The sky didn’t fall. Scores of gun sales to unqualified buyers have been blocked in the two years since. So far as I know, no good-hearted, God-fearing gun owner has been prosecuted for lending a shotgun to their nephew to shoot his family’s supper, as initiative opponents predicted.
It was a small, good thing. Was it also a template for defeating the gun lobby’s ludicrous, paranoid grip on this country’s legislative bodies?
Gun-control proponents sure think so, and we’ve now got a test case in I-1491, a proposal that would allow families and police to ask a court to temporarily suspend a person’s access to guns if there is documented evidence of threatening behavior.
How well I-1491 fares with voters this fall may tell us whether we’re at the tip of a wave – where modest proposals to make the country safer are no longer DOA – or whether I-594 was a lone splash.
And then we’ll get another important indicator when the Legislature convenes next year, with Attorney General Bob Ferguson’s proposal to ban assault weapons and limit magazine sizes.

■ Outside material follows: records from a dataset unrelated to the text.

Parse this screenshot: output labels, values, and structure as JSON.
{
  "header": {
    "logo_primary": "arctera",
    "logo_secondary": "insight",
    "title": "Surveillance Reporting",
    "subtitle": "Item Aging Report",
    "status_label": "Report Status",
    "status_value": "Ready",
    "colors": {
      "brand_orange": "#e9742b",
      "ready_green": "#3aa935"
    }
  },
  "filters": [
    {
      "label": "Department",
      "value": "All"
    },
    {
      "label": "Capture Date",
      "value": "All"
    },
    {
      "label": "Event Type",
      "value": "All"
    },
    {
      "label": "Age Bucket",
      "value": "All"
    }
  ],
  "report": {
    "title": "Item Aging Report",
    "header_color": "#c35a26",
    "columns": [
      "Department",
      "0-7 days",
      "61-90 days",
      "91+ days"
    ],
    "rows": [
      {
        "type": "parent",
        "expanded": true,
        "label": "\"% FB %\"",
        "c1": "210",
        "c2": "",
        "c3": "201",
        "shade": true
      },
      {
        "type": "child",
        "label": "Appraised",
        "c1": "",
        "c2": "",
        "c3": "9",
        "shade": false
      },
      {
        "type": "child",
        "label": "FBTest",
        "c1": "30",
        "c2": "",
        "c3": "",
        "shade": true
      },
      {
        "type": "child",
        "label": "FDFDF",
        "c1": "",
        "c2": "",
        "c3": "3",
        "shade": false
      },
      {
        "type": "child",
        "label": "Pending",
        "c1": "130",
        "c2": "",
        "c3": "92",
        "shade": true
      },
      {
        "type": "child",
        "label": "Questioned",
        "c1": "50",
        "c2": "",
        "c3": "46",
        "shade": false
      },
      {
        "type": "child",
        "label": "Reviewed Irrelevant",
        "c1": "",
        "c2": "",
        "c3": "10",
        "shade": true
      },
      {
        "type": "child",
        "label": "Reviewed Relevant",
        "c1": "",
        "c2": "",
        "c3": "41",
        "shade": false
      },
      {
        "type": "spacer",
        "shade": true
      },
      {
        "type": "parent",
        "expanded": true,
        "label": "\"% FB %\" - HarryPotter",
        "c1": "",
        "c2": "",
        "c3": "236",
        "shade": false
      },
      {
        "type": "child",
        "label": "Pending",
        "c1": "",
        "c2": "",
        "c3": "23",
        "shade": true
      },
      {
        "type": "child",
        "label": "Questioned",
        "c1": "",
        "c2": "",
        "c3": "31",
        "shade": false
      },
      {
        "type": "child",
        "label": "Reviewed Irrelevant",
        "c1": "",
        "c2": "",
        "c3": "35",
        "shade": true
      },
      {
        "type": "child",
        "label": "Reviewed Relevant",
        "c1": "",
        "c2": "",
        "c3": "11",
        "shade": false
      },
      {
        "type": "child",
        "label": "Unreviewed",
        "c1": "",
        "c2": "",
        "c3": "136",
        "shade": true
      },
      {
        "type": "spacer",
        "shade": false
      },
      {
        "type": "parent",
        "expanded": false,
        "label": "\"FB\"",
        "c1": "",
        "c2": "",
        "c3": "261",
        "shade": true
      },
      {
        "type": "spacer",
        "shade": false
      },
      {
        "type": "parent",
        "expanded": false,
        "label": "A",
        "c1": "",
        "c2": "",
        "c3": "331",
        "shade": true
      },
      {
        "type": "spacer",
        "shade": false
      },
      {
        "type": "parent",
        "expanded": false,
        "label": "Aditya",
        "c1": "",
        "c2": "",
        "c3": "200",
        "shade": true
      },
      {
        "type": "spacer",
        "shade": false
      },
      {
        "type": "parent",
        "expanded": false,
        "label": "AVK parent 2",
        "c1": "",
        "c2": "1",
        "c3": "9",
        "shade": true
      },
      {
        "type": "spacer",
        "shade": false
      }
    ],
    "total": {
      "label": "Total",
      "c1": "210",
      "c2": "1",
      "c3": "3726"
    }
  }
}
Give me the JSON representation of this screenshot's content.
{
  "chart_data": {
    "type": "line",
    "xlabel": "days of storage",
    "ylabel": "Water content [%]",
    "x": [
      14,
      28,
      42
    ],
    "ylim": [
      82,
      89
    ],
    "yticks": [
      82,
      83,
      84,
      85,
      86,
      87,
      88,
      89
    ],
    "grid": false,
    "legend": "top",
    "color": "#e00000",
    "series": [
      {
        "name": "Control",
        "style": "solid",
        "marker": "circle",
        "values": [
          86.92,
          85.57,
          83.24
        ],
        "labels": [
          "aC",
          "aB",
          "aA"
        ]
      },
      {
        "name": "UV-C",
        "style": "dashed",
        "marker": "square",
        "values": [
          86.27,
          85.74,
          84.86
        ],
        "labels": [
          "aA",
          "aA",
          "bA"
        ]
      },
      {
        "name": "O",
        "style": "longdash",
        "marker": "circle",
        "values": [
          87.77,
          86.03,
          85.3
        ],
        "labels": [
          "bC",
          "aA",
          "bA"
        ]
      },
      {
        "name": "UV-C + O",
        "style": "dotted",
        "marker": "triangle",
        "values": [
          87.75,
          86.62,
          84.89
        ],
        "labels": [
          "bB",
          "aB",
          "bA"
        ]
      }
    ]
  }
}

Between the people and the politicians, though, it’s no secret who will be more likely to act.
“We’re living in an era of legislative dysfunction, which means we really need to take things back to the people,” said Stephanie Ervin, campaign manager for Yes on 1491. “We’re on the cutting edge of gun violence prevention.”
Perhaps. But I-1491 may face a stiffer test than its predecessor. Universal background checks, after all, have been enormously popular with Americans of all stripes; polling has even shown large majorities of National Rifle Association members support them. It’s not clear whether protection orders have the same broad support. And even if they do, they will be more subject than usual to the sandbagging that gun zealots hurl at every single proposal: They’re coming to take your guns!
Surely you see the problem here. Somebody’s gun could be taken away. Sure, those somebodies would be people who were determined by a court to have posed a severe risk of harm to themselves or others, based on threats, past convictions, reckless behavior, the testimony of family and police, and other factors. Perhaps this seems prudent to you, even wise. Possibly you are persuaded by the family members of people who have killed themselves and others, the people who repeatedly talk about the many warning signs they had and the impossibly few tools they had to respond to them.
But there is no practical middle ground with guns. The paid mouthpieces of gun makers oppose every single gun-safety proposition as if it were the apocalypse. If somebody’s gun could be taken away, everyone’s gun will be taken away. They’re coming to take your guns!
This is the unexaggerated view of those who will oppose this initiative. How do we know? Because, just as with universal background checks, I-1491 began as a legislative proposal, and the gun lobby weighed in.
Last March in Olympia, the NRA’s Brian Judy said, “We’ve been hearing for two years from the proponents of Initiative 594 that they don’t want to take away guns. However, we have this bill now before us that creates a new process with one goal: to take away guns.”
Dana Day of the American Rights Movement testified, “It is abundantly clear that the true purpose of (the bill) is to remove guns and attack gun rights.”
At this point, confiscation paranoia must be considered an outright enemy of public safety. I’m not talking about gun owners, generally; I mean the hardcore mind-readers who are convinced their opponents are playing a devious long game that ends with the disarmament of decent Americans.
Proponents of the initiative are focusing on the orders as a strategy for reducing suicides. They released information this week from a Duke study that found Connecticut had seen a drop in gun suicides after it adopted the protection orders. They noted that Washington’s rates of gun ownership and suicide are higher than Connecticut’s and said the orders could save lives here. Of Washington’s 702 gun deaths in 2014, 551 were suicides.
People can commit suicide in other ways, of course, but no other method is as quick or effective; research has shown that even the presence of a gun raises the risk of suicide.
Among those who have spoken up in support of the so-called extreme risk protection orders are people who have family members who have killed themselves after showing a pattern of dangerous behavior, and who say they had no tools to prevent it. One example is Seattle’s Marilyn Balcerak, who has been an outspoken proponent of I-1491.
Balcerak’s son killed himself and his stepsister last June after a protracted struggle with depression, suicidal thoughts and violence. His family attempted to intervene in many different ways, with therapists and police, but they had no legal method for preventing him from obtaining a weapon.
“If extreme risk protection orders had been law one year ago, I believe my son and stepdaughter would be alive,” she said.
Protection orders might be one way to help prevent other kinds of gun violence, such as mass shootings. Mass shootings have increased in recent years, even as the overall murder rate has dropped, and they present a series of unusual circumstances involving gun access, threat screening, copycatting and social media. They are often carefully planned – meaning there are warning signs.
The magazine Mother Jones, in a piece this week, looked at 74 cases where Columbine copycats plotted similar attacks; police were able to identify warning signs and stop 53 such plots before anyone was harmed. In the 21 plots that were carried out, 89 people were killed, 126 injured and nine of the shooters killed themselves.
Might extreme risk protection orders be one more hurdle between the plotting and the shooting? It’s hard to see a reason – a real one, anyway – that we wouldn’t try.